Кто же исполнители и злоумышленники, зачисленные в списки этой предательской лиги? Из чьих средств им платят и какими клятвами они клянутся хранить тайну? Нет таких? Тогда заметьте, что за этим следует. Некоторое время назад лондонский корреспондент "Блеятеля" написал следующее: "Болдбой - пианист, выступающий не без успеха в галерее св. Джануариуса. За вечер он получает триста фунтов чистыми. Неплохо!" Строитель галереи (завязший по уши в заговоре) прочел эти новости и заметил, с характерной для него грубостью, что лондонский корреспондент "Блеятеля" - слепой осел. Его собеседник, человек весьма решительный, стал настаивать на том, чтобы он объяснил свое необычное заявление. И тот объявил, что даже если галерея будет битком набита публикой, то и в этом случае сбор не даст две сотни фунтов, а издержки составляют добрую половину наивысших сборов. Весьма решительный господин (тоже пустомелец) измерил галерею через неделю после события, и оказалось, что, действительно, сборы никак не могут составить двести фунтов. Станет ли самый убогий ум сомневаться, что галерею сумели за это время перестроить?
Таким образом, заговор распространяется, проникает во все слои общества, вплоть до ожидающего казни преступника, палача и тюремного священника. Каждый известный убийца в течение минувших десяти лет осквернил последние мгновения своей жизни, извратив те признания, которые он сделал нарочито для лондонского корреспондента "Пустомельского Блеятеля". И каждый раз мистер Колкрафт следовал подобному примеру; а духовник осужденного, забыв о своем сане и помня лишь (увы) о заговоре, приводил такие описания поведения или высказываний преступника, которые оказывались прямо противоположными конфиденциальным сведениям лондонского корреспондента "Блеятеля". И это (как замечено выше) - добрая старая Англия!
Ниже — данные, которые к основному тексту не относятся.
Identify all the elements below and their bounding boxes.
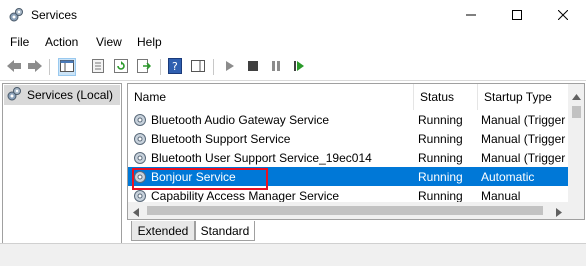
restart-service-button[interactable] xyxy=(290,58,308,76)
menu-view[interactable]: View xyxy=(96,35,122,49)
service-name: Bluetooth User Support Service_19ec014 xyxy=(151,150,372,165)
stop-service-button[interactable] xyxy=(244,58,262,76)
tab-extended[interactable]: Extended xyxy=(131,221,195,241)
service-name: Bluetooth Audio Gateway Service xyxy=(151,112,330,127)
services-list: Name Status Startup Type Bluetooth Audio… xyxy=(127,83,585,220)
table-row[interactable]: Bluetooth Support Service Running Manual… xyxy=(128,129,568,148)
service-startup-type: Manual (Trigger xyxy=(481,131,566,146)
services-gear-icon xyxy=(8,7,24,23)
service-startup-type: Manual xyxy=(481,188,521,203)
back-button[interactable] xyxy=(5,58,23,76)
tab-standard[interactable]: Standard xyxy=(195,221,255,241)
horizontal-scroll-thumb[interactable] xyxy=(147,206,543,215)
minimize-button[interactable] xyxy=(448,0,494,31)
service-gear-icon xyxy=(134,132,146,145)
help-button[interactable]: ? xyxy=(166,57,184,77)
column-header-name[interactable]: Name xyxy=(128,84,414,110)
tree-item-services-local[interactable]: Services (Local) xyxy=(4,85,120,105)
service-status: Running xyxy=(418,131,463,146)
scroll-up-icon[interactable] xyxy=(572,89,581,103)
close-button[interactable] xyxy=(540,0,586,31)
menu-action[interactable]: Action xyxy=(45,35,78,49)
scroll-right-icon[interactable] xyxy=(556,206,562,219)
start-service-button[interactable] xyxy=(221,58,239,76)
export-list-icon xyxy=(137,58,152,76)
refresh-icon xyxy=(114,58,128,76)
show-action-pane-button[interactable] xyxy=(189,58,207,76)
console-tree: Services (Local) xyxy=(2,83,122,261)
forward-arrow-icon xyxy=(27,59,43,76)
service-status: Running xyxy=(418,188,463,203)
service-startup-type: Automatic xyxy=(481,169,535,184)
pause-icon xyxy=(271,60,281,75)
pause-service-button[interactable] xyxy=(267,58,285,76)
service-status: Running xyxy=(418,150,463,165)
properties-icon xyxy=(92,58,104,76)
properties-button[interactable] xyxy=(89,58,107,76)
vertical-scrollbar[interactable] xyxy=(568,84,584,202)
close-icon xyxy=(557,9,569,23)
column-label: Startup Type xyxy=(484,90,552,104)
column-header-startup-type[interactable]: Startup Type xyxy=(478,84,568,110)
services-gear-icon xyxy=(6,86,22,105)
service-gear-icon xyxy=(134,113,146,126)
table-row[interactable]: Bluetooth Audio Gateway Service Running … xyxy=(128,110,568,129)
refresh-button[interactable] xyxy=(112,58,130,76)
vertical-scroll-thumb[interactable] xyxy=(572,106,581,118)
show-hide-tree-button[interactable] xyxy=(58,58,76,76)
scroll-left-icon[interactable] xyxy=(133,206,139,219)
service-name: Capability Access Manager Service xyxy=(151,188,340,203)
tab-label: Standard xyxy=(200,223,250,238)
service-status: Running xyxy=(418,112,463,127)
column-label: Status xyxy=(420,90,455,104)
column-header-status[interactable]: Status xyxy=(414,84,478,110)
window-title: Services xyxy=(31,8,78,22)
toolbar-separator xyxy=(213,59,214,75)
service-startup-type: Manual (Trigger xyxy=(481,150,566,165)
menu-help[interactable]: Help xyxy=(137,35,162,49)
console-tree-icon xyxy=(60,59,74,75)
table-row-selected[interactable]: Bonjour Service Running Automatic xyxy=(128,167,568,190)
tab-label: Extended xyxy=(137,223,189,238)
toolbar: ? xyxy=(0,53,586,81)
toolbar-separator xyxy=(49,59,50,75)
back-arrow-icon xyxy=(6,59,22,76)
svg-text:?: ? xyxy=(172,60,178,73)
restart-icon xyxy=(293,60,305,75)
menu-file[interactable]: File xyxy=(10,35,29,49)
scrollbar-corner xyxy=(568,202,584,219)
action-pane-icon xyxy=(191,59,205,75)
maximize-icon xyxy=(512,9,522,23)
play-icon xyxy=(225,60,235,75)
stop-icon xyxy=(248,60,258,74)
forward-button[interactable] xyxy=(26,58,44,76)
service-gear-icon xyxy=(134,151,146,164)
view-tabs: Extended Standard xyxy=(127,221,585,241)
maximize-button[interactable] xyxy=(494,0,540,31)
export-list-button[interactable] xyxy=(135,58,153,76)
table-row[interactable]: Bluetooth User Support Service_19ec014 R… xyxy=(128,148,568,167)
help-book-icon: ? xyxy=(168,57,182,77)
tree-item-label: Services (Local) xyxy=(27,88,114,102)
minimize-icon xyxy=(466,9,476,23)
menu-bar: File Action View Help xyxy=(0,31,586,53)
title-bar: Services xyxy=(0,0,586,31)
service-name: Bluetooth Support Service xyxy=(151,131,291,146)
horizontal-scrollbar[interactable] xyxy=(128,202,568,219)
list-header: Name Status Startup Type xyxy=(128,84,568,110)
status-bar xyxy=(0,243,586,266)
service-status: Running xyxy=(418,169,463,184)
service-startup-type: Manual (Trigger xyxy=(481,112,566,127)
column-label: Name xyxy=(134,90,167,104)
toolbar-separator xyxy=(160,59,161,75)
Нелегко, однако, одолеть подлинного гения. Лондонский корреспондент "Блеятеля", видимо начиная подозревать о заговоре против него, недавно пустил в ход новый стиль изложения, под который трудно подвести подкоп, так что потребуется, вероятно, организация нового заговора! Применение нового стиля было обнаружено - что вызвало огромную сенсацию в Пустомельске - в следующем абзаце: "Раз уж я коснулся светской болтовни на литературные темы, позвольте сообщить вам, что ходят новые поразительные слухи относительно разговоров, упоминаемых мною ранее, как якобы имевших место в квартире на бельэтаже (над входной дверью) м-ра Кс. Аметра (поэта, хорошо известного нашим читателям), причем утверждается, что отношения между двоюродным дедушкой Кс. Аметра, его вторым сыном, его мясником и полным одноглазым джентльменом, пользующимся большим уважением в Кенсингтоне, не совсем дружественные; п этой корреспонденции я не буду распространяться на Эту тему, поскольку мой собеседник не мог сообщить мне дальнейшие подробности".
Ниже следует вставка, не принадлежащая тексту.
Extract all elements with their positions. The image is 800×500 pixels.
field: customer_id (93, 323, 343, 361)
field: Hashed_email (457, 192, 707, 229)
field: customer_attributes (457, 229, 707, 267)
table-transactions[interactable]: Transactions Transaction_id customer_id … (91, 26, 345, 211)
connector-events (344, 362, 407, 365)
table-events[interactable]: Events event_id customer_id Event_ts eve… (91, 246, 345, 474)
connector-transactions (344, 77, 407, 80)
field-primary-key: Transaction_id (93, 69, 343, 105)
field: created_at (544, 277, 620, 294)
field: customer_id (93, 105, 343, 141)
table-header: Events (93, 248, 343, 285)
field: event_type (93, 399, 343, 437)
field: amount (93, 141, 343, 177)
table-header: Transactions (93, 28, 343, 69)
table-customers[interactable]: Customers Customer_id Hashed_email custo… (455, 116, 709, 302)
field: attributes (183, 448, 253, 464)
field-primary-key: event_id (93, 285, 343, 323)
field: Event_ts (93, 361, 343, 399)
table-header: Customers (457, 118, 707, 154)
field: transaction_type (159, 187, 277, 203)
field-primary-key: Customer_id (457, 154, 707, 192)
Но довольно, сэр. Житель Пустомельска, который взялся за перо, чтобы обличить это мерзкое сообщество беспринципных губителей безупречной (местной) знаменитости, отворачивается от этого сообщества с отвращением и презрением. Ему остается лишь в нескольких словах обнажить цель заговорщиков, сорвав с нее последние жалкие покровы, и внушающая ему омерзение задача будет выполнена.
Цель эта, по его мнению, двойная: во-первых, представить лондонского корреспондента "Пустомельского Блея-теля" как зловредного тупицу, который, подрядившись сообщать то, чего он не знает, причиняет обществу столько зла, сколько может причинить тупица. Во-вторых, внушить жителям Пустомельска, что приятие такого количества дряни отнюдь не улучшает их город.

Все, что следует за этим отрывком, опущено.